Effekt für die Gesundheit
Eine gesunde Sexualität wirkt sich nachweislich positiv auf Körper und Geist aus. Sexualbegleiter Aeffner kann aus Erfahrung sagen, dass zum Beispiel Fesseln Menschen mit Spastiken zur Entspannung und ein Orgasmus zu kurzzeitiger Verbesserung verhelfen kann. Doch in manchen Fällen ist auch Vorsicht und Absprache geboten, etwa wenn eine vollbeatmete Patientin von einem Sexualbegleiter zum Orgasmus gebracht werden soll.
Kritik an sexueller Dienstleistung
Auch wenn das sexuelle Grundbedürfnis als Menschenrecht anerkannt und mittlerweile ins öffentliche Bewusstsein vorgedrungen ist, dass dies auch für ältere Menschen und Menschen mit Behinderungen gilt, gibt es auch Kritik an der Tätigkeit der Sexualassistenten und ‑begleiter.

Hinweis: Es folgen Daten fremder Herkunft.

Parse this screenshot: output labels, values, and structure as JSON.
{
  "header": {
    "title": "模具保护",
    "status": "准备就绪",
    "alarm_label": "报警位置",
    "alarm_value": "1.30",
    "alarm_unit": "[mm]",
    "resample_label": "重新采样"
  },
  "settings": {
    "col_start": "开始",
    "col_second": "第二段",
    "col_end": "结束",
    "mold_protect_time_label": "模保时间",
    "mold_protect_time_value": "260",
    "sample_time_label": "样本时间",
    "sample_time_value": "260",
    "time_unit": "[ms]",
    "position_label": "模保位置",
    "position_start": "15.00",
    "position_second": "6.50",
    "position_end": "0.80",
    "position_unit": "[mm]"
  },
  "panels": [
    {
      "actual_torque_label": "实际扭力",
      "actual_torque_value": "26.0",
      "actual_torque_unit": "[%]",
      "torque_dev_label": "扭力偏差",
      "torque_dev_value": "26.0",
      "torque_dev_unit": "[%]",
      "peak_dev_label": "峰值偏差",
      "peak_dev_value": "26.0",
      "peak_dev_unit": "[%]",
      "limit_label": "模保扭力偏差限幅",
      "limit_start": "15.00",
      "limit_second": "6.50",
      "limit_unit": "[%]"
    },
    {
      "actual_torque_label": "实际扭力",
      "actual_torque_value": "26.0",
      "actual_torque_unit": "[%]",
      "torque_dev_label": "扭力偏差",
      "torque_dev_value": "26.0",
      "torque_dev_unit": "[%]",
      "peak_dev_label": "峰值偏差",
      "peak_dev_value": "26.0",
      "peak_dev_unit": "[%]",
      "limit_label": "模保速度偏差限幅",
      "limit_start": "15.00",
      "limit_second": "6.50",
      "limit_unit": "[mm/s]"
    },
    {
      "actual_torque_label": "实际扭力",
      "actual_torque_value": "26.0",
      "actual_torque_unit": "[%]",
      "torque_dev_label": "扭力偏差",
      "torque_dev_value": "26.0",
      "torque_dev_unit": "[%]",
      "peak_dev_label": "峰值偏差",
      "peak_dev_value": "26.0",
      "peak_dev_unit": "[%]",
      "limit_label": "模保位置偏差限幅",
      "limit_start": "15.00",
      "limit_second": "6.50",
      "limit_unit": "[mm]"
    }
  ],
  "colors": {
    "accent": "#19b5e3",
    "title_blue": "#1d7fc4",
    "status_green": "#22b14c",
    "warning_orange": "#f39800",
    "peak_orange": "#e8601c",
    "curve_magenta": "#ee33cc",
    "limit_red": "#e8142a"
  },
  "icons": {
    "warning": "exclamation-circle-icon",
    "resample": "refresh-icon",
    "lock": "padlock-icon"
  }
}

Bemängelt wird vor allem der Tatbestand der Prostitution, welche aus Sicht von Kritikern so weiterbefördert wird. Darüber hinaus besteht die Gefahr des Missbrauchs von pflegebedürftigen Menschen, bei denen nicht zweifelsfrei angenommen werden kann, dass eine sexuelle Handlung tatsächlich ihrem Willen entspricht.
FAQ
Was ist Sexualbegleitung bzw. Sexualassistenz?

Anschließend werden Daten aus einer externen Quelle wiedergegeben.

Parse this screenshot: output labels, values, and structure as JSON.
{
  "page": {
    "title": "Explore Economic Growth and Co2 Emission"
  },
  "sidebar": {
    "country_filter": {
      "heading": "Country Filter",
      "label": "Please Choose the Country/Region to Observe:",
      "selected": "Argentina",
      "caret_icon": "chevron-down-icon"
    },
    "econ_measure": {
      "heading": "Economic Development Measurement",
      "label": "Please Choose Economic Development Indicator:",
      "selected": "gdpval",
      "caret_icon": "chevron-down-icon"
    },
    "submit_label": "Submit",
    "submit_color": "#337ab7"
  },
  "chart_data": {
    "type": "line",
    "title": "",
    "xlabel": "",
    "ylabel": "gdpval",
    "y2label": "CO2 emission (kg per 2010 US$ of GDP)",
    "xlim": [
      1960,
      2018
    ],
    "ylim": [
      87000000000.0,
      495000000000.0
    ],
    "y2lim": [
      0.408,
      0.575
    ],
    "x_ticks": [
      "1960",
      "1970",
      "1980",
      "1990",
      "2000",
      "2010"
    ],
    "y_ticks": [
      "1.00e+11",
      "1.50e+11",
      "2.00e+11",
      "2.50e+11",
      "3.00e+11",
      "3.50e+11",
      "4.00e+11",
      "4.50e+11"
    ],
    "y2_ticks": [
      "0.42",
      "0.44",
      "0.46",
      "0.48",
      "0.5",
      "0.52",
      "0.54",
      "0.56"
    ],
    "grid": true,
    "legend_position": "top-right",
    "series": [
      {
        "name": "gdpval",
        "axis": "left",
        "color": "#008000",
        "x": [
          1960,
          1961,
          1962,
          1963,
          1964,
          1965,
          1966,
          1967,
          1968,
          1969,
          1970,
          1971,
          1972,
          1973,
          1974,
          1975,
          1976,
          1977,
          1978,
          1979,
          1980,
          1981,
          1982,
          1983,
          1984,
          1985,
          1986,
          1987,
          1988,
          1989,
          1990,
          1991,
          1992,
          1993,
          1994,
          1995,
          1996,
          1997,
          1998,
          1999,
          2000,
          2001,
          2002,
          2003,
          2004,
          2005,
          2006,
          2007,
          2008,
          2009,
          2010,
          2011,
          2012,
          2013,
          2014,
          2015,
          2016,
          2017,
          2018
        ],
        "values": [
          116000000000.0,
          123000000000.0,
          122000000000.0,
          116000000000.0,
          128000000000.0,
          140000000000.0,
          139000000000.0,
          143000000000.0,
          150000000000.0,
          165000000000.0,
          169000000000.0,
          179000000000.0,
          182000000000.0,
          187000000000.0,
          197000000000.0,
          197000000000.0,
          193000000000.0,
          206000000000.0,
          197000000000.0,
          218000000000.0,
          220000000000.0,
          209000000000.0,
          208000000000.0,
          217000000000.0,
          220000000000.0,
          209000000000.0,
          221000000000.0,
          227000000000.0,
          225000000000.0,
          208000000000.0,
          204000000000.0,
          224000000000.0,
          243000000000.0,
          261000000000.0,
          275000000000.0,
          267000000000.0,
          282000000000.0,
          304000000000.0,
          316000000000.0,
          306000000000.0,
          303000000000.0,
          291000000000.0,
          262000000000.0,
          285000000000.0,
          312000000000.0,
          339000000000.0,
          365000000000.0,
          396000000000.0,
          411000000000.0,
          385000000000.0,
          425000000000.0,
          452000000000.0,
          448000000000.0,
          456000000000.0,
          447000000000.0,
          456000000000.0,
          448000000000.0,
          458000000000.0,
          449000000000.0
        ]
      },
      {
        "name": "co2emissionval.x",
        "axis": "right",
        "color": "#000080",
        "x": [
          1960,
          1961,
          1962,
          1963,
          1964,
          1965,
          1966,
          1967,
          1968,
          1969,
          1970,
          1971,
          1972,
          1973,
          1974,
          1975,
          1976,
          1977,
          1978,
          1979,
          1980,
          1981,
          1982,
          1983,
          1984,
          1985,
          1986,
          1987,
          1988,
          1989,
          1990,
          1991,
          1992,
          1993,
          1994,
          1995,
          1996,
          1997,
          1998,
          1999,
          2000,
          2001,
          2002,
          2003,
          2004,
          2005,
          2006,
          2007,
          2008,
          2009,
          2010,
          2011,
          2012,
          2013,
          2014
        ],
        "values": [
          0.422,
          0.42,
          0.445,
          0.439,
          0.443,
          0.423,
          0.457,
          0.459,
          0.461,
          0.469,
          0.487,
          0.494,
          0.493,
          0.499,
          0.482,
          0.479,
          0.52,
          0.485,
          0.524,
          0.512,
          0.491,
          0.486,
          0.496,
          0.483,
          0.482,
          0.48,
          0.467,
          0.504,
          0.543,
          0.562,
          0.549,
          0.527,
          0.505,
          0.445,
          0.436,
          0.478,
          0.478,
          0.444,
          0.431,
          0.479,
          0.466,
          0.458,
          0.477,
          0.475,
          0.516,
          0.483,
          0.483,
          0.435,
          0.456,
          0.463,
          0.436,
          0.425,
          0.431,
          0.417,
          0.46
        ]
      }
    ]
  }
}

Beide Begriffe bezeichnen eine professionelle, sexuelle Dienstleistung für ältere Menschen und Menschen mit körperlichen, psychischen und geistigen Einschränkungen.
Was verbirgt sich hinter der Dienstleistung?

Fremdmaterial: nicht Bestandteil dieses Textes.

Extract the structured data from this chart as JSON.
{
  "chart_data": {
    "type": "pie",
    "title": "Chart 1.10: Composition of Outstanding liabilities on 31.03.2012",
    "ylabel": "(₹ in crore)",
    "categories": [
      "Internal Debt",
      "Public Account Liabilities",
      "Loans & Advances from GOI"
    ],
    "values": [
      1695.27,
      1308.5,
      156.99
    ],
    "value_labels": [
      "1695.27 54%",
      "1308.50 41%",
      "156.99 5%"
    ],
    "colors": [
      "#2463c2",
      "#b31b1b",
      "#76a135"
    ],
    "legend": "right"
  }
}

Bei der Sexualbegleitung und ‑assistenz geht es um das sexuelle Erleben eines Menschen, der auf Hilfe angewiesen ist oder keinen Partner hat. Jede Sexualassistentin und jeder Sexualassistent bestimmt selbst, was sie oder er für wen anbietet, zum Beispiel erotische Massagen, Anleitung zur Masturbation, Nacktsein, Kuscheln oder auch Oral- und Geschlechtsverkehr.
Welche Kritik gibt es?
Besonders wenn es um die Forderung der Kostenübernahme von Sexualassistenz durch Krankenkassen geht, wird kritisiert, dass Prostitution auf diese Weise gefördert wird. Darüber hinaus wird auf die Gefahr des Missbrauchs pflegebedürftiger Menschen hingewiesen, die nicht eindeutig ihre sexuellen Bedürfnisse und ihren Willen äußern können.
Fazit
Sexualbegleiter und Sexualassistenten helfen pflegebedürftigen Menschen bei der Erfüllung ihrer sexuellen Bedürfnisse – und unterstützen so die Wahrung eines Menschenrechts. Es handelt sich um eine kostenpflichtige Dienstleistung, die nicht von der Krankenkasse erstattet wird.
Da es sich um eine Form der Sexarbeit handelt und es zu Missbrauch kommen kann, wird die Tätigkeit auch kritisiert.
Quellen: Kassandra e.V., Thomas Aeffner, Sexualassistenz Emma, Rechtsdepesche u.a.